For one area high school sophomore, this magical season arrived a little earlier than expected.
Cindy Settles, of Rolla, can't remember a time when her 17-year-old son, Aaron, didn't want to be a police officer.
"He's always wanted to be a cop," she said. "It's all Aaron has talked about."
A week before Halloween of this year, Aaron was diagnosed with stage four Nasopharyngeal Carcinoma, a form of throat cancer.
According to Cindy, it began with a big lump on his neck that wouldn't go away. The growth turned out to be cancerous. Chemotherapy treatments began in mid-November at Children's Hospital in St. Louis.
"I cried for the first week or so," said Cindy. "His two older brothers and younger sister took it really hard as well."
Aaron began to fill out paperwork for the Make-A-Wish Foundation.
The Make-A-Wish Foundation, which began in 1980, is an international, non-profit organization that grants wishes to children who have been diagnosed with life-threatening conditions.
Aaron dreamed of being a police officer for the day.
His friend and mentor, Stacey Smith, got word of it. Smith is the communications supervisor for the Rolla Police Department.
She knew quite well about Aaron's wish of being a police officer and began some behind-the-scenes work on seeing if she could make something happen here locally and quickly.
She wanted a day for Aaron to come together before he got too far along in his cancer treatments.
"I sent out an email explaining the situation to officers and staff and everybody wanted to help out," Smith told the Daily News. "I was completely blown away (by the response I received)."
Meet Honorary Officer 829
Aaron's big day came Tuesday, Dec. 3. He was outfitted with a Rolla Police Department uniform (No. 829) thanks to Animal Control Officer Kathleen McMeen who did some last-minute alterations.
He was sworn into office that morning by Rolla Mayor Bill Jenks III and then Aaron was off to work. Aaron tagged along with Rolla police officers and learned the ropes of traffic stops, making arrests and detective work. That was just in the morning.
Penelope's Restaurant had a special luncheon for him and his mom. Members of the Missouri State Highway Patrol, Missouri University of Science and Technology's Police Department and the Phelps County Sheriff's Department all came out to honor Officer 829.
Aaron spent the afternoon with the Rolla SWAT team and the department's K-9 unit before heading back to police headquarters to do some office work.
According to Aaron, helping out the SWAT team was one of the best parts of his day.
Goodness gone viral
This young man's dream-come-true day didn't end there. Local videographer Justin Renaud volunteered his time and spent the day documenting Aaron's day with the police department. His finished four-minute production was posted on the Rolla Police Department's Facebook page a few days later. It has received dozens of comments from viewers who were moved and touched by the whole series of events. Among the comments were:
"Awesome video.
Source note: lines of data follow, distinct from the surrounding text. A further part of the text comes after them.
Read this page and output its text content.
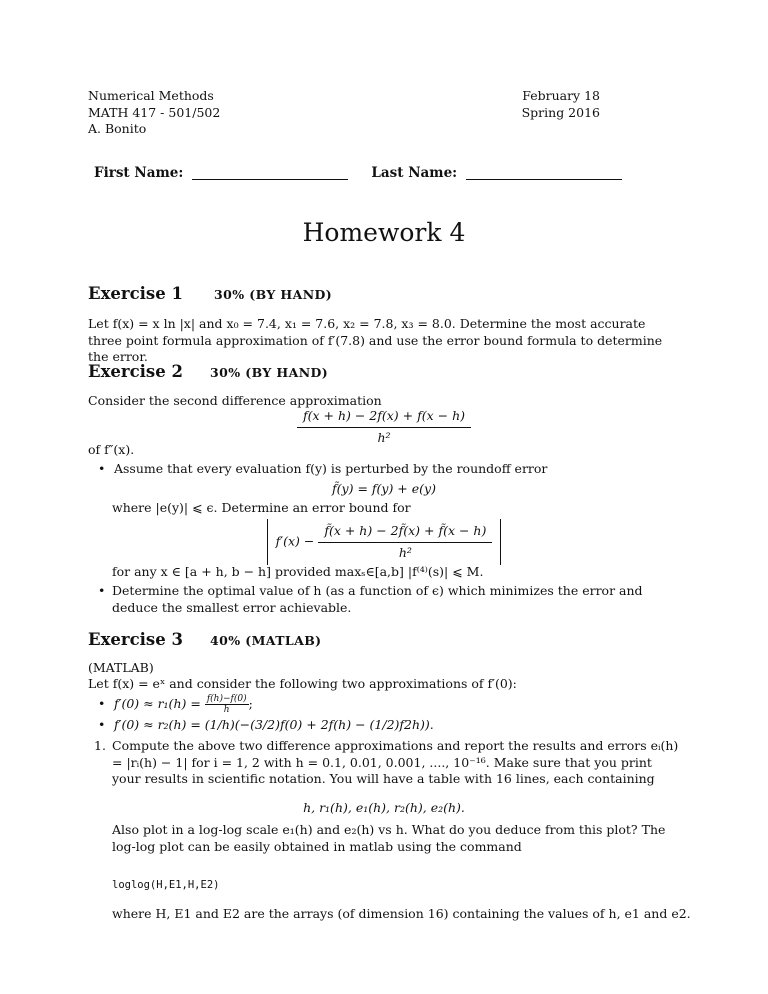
Numerical Methods
MATH 417 - 501/502
A. Bonito
February 18
Spring 2016
First Name:	Last Name:
Homework 4
Exercise 1 30% (BY HAND)
Let f(x) = x ln |x| and x₀ = 7.4, x₁ = 7.6, x₂ = 7.8, x₃ = 8.0. Determine the most accurate three point formula approximation of f′(7.8) and use the error bound formula to determine the error.
Exercise 2 30% (BY HAND)
Consider the second difference approximation
$\frac{f(x + h) - 2f(x) + f(x - h)}{\text{h²}}$
of f″(x).
• Assume that every evaluation f(y) is perturbed by the roundoff error
f̃(y) = f(y) + e(y)
where |e(y)| ⩽ ϵ. Determine an error bound for
$f'(x) - \frac{f̃(x + h) - 2f̃(x) + f̃(x - h)}{\text{h²}}$
for any x ∈ [a + h, b − h] provided maxₛ∈[a,b] |f⁽⁴⁾(s)| ⩽ M.
• Determine the optimal value of h (as a function of ϵ) which minimizes the error and deduce the smallest error achievable.
Exercise 3 40% (MATLAB)
(MATLAB)
Let f(x) = eˣ and consider the following two approximations of f′(0):
• $f'(0) \approx r_1(h) = \frac{f(h)-f(0)}{h}$;
• f′(0) ≈ r₂(h) = (1/h)(−(3/2)f(0) + 2f(h) − (1/2)f2h)).
1. Compute the above two difference approximations and report the results and errors eᵢ(h) = |rᵢ(h) − 1| for i = 1, 2 with h = 0.1, 0.01, 0.001, ...., 10⁻¹⁶. Make sure that you print your results in scientific notation. You will have a table with 16 lines, each containing
h, r₁(h), e₁(h), r₂(h), e₂(h).
Also plot in a log-log scale e₁(h) and e₂(h) vs h. What do you deduce from this plot? The log-log plot can be easily obtained in matlab using the command
loglog(H,E1,H,E2)
where H, E1 and E2 are the arrays (of dimension 16) containing the values of h, e1 and e2.
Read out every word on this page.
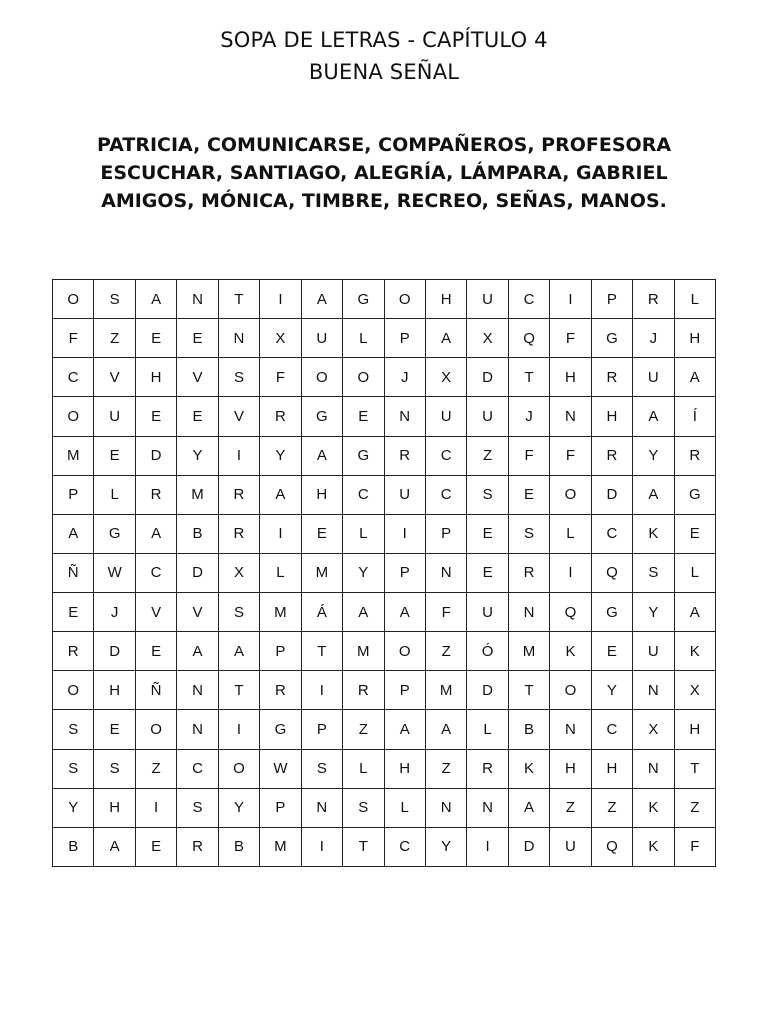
SOPA DE LETRAS - CAPÍTULO 4
BUENA SEÑAL
PATRICIA, COMUNICARSE, COMPAÑEROS, PROFESORA
ESCUCHAR, SANTIAGO, ALEGRÍA, LÁMPARA, GABRIEL
AMIGOS, MÓNICA, TIMBRE, RECREO, SEÑAS, MANOS.
O	S	A	N	T	I	A	G	O	H	U	C	I	P	R	L
F	Z	E	E	N	X	U	L	P	A	X	Q	F	G	J	H
C	V	H	V	S	F	O	O	J	X	D	T	H	R	U	A
O	U	E	E	V	R	G	E	N	U	U	J	N	H	A	Í
M	E	D	Y	I	Y	A	G	R	C	Z	F	F	R	Y	R
P	L	R	M	R	A	H	C	U	C	S	E	O	D	A	G
A	G	A	B	R	I	E	L	I	P	E	S	L	C	K	E
Ñ	W	C	D	X	L	M	Y	P	N	E	R	I	Q	S	L
E	J	V	V	S	M	Á	A	A	F	U	N	Q	G	Y	A
R	D	E	A	A	P	T	M	O	Z	Ó	M	K	E	U	K
O	H	Ñ	N	T	R	I	R	P	M	D	T	O	Y	N	X
S	E	O	N	I	G	P	Z	A	A	L	B	N	C	X	H
S	S	Z	C	O	W	S	L	H	Z	R	K	H	H	N	T
Y	H	I	S	Y	P	N	S	L	N	N	A	Z	Z	K	Z
B	A	E	R	B	M	I	T	C	Y	I	D	U	Q	K	F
Had me in tears! No kid deserves to have to deal with cancer...so proud to be from Rolla and seeing them make a child's dream come true and for him to be able to forget for one day about being sick."
"Oh, Wow! That was just wonderful. You all made that young man's dream come true. I am so proud of each one of you and I don't know any of you. You are all heroes. Aaron, you fight that cancer and become a full-time police officer."
According to Smith, the video has been shown on media outlets in St. Louis, Denver and even Nigeria. He's received a California Highway Patrol uniform shirt as well as patches from University of Minnesota's police.
He happened to be at Children's Hospital when he and his family first saw the video.
"He just had the biggest smile on his face," said Cindy. "He watched it three or four times and cried every time he watched it."
Aaron's mom said his chemo treatments are going well. Doctors say that he's going to beat the cancer. This is good news for the Settles family this Christmas season.
If there is any bad news, it's the fact that you have to be 20 years old to join the Rolla police force, but some dreams are worth waiting for.